The Supreme Court’s ruling in Trump v. Hawaii on Tuesday rightfully joins Dred Scott and Korematsu in infamy as a shameful abrogation of the Constitutional principle of equal rights under the law.

Regretfully, the travel-ban ruling places the imprimatur of legal legitimacy on Trump’s aggressive project to elevate a vision of nationalism based primarily on membership in the white race and Christian faith. Muslims — like Mexican “drug dealers,” MS-13 “animals” and black “crime” — are being vilified by the president to reinforce a sense of siege against demographically dwindling white Christian America.

Trump has effectively portrayed himself to his base as the strongman protector.

“The Democrats want open borders; they want anybody they want, including MS-13, pouring into the country,” he said, campaigning for Henry McMaster in South Carolina on Monday. “The Democrats want to protect illegals coming into the country, some of whom are not good, some of whom cause lots of problems in the worst possible way. They want to protect illegals coming into the country much more than they want to protect you, and that’s not where we’re coming from.”

Curiously, the conservative majority opinion in Trump v. Hawaii sidestepped the question of intent. Typically, discrimination claims fail because claimants are unable to prove intent thanks to the fact that few judges possess the omniscient ability to look into the hearts of men and women, and measure their malice. On the question of whether the travel ban violates the Establishment Clause of the Constitution, which forbids government action that favors one religion over another, then-candidate Trump made his intent abundantly clear in December 2015, when he said, “Donald J. Trump is calling for a total and complete shutdown of Muslims entering the United States until our country’s representatives can figure out what the hell is going on.”

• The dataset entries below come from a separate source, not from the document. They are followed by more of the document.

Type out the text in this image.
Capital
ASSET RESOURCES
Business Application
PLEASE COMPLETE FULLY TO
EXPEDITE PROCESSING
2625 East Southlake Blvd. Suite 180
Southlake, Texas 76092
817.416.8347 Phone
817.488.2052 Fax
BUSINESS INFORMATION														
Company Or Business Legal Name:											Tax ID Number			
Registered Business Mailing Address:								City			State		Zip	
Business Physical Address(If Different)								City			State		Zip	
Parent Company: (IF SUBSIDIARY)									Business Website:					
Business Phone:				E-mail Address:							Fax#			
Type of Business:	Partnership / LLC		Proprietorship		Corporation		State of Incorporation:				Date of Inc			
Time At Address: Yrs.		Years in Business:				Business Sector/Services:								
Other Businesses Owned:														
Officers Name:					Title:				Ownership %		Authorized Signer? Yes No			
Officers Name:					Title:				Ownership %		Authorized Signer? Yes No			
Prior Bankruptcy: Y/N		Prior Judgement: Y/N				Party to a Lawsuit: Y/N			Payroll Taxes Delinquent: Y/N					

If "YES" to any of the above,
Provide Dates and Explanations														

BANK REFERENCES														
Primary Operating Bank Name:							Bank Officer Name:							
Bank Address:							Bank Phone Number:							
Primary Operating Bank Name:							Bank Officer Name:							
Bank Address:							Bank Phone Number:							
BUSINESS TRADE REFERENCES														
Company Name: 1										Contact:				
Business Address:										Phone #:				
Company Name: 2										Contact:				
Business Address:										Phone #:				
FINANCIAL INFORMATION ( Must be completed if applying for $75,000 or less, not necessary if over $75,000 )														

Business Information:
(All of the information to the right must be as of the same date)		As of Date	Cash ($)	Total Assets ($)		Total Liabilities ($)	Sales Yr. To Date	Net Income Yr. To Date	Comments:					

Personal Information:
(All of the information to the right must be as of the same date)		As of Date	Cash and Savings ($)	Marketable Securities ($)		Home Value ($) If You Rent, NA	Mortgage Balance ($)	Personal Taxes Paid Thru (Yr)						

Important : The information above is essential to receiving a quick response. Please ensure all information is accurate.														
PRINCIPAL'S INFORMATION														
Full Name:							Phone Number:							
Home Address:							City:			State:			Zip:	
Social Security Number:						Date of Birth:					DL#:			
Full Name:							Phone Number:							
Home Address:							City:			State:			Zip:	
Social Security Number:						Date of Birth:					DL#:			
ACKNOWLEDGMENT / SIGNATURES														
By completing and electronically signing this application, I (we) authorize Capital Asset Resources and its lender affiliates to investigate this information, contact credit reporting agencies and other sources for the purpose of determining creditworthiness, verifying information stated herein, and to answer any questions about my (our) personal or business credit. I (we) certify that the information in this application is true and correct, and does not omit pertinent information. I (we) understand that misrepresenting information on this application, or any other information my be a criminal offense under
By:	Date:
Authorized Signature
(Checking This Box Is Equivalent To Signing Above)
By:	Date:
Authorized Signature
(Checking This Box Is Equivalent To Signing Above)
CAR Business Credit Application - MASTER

The Supreme Court opinion, written by Chief Justice John Roberts, elliptically refers to Trump’s declared intent as “a series of statements by the president and his advisers both during the campaign and since the president assumed office,” and simply finds: “For today’s purposes, the court assumes that it may look behind the face of the proclamation to the extent of applying rational basis review, i.e. whether the entry policy is plausibly related to the government’s stated objective to protect the country and improve vetting processes.”

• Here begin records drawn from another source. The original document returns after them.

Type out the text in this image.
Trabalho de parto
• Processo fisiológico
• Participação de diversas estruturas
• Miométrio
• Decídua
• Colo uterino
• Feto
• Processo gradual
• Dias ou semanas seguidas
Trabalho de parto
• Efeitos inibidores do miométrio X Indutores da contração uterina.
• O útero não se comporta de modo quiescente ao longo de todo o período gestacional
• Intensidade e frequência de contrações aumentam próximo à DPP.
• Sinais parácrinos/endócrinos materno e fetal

As the order acknowledges, officials in the Department of Homeland Security, along with colleagues in the State Department and intelligence agencies, devised a policy to improve vetting processes and meet the government’s stated objective of protecting the country long after Trump broadcast his hostility towards Muslims. The task before Trump’s DHS underlings was pretty obvious: Come up with a policy that will translate the boss’s bigotry into action while clearing judicial scrutiny. The multiple iterations of the policy, which have been bandied between lower courts for the past 18 months, tell the story. The first ban, issued in January 2017, applied to seven overwhelmingly Muslim countries — Iran, Iraq, Libya, Syria, Somalia, Sudan and Yemen — while containing an exemption for refugees who were religious minorities in their own countries (read: Christians). After the original ban was challenged in the courts, Trump replaced it with a second that removed Iraq from the list while eliminating the exemption for Christians. The final iteration, which is the subject of the Supreme Court’s ruling on Tuesday, included Iran, Iraq, Libya, Syria, Somalia and Yemen, while substituting Chad for Sudan. Two other non-Muslim countries added to the list — North Korea and Venezuela — look like a fig leaf. (Chad was later dropped from the list after administration officials determined it had sufficiently improved its vetting protocols.)

The United States’ history is rife with examples of exclusion akin to the travel ban, and this country has deep-seated legacies of genocide, slavery and conquest that need to be addressed before it can fully realize its potential as a multi-racial, multi-faith democratic polity. The Civil War partially resolved the United States’ foundational contradiction, although White House Chief of Staff John Kelly’s statement in late 2017 that the war could have been avoided through compromise presents a symbolic unraveling of the national consensus on racial equality before the law. The slavery question was supposed to have been settled in 1865.

Justice Sonia Sotomayor’s dissent stands as a tragic signpost for the road not taken.

Commenting on Korematsu, the 1944 ruling by the Supreme Court that found that President Franklin Roosevelt’s order to hold Japanese Americans in internment camps during World War II, Sotomayor writes, “The formal repudiation of a shameful precedent is laudable and long overdue. But it does not make the majority’s decision here acceptable or right. By blindly accepting the government’s misguided invitation to sanction a discriminatory policy motivated by animosity towards a disfavored group, all in the name of the superficial claim of national security, the court redeploys the same dangerous logic underlying Korematsu and merely replaces one ‘gravely wrong’ decision with another.”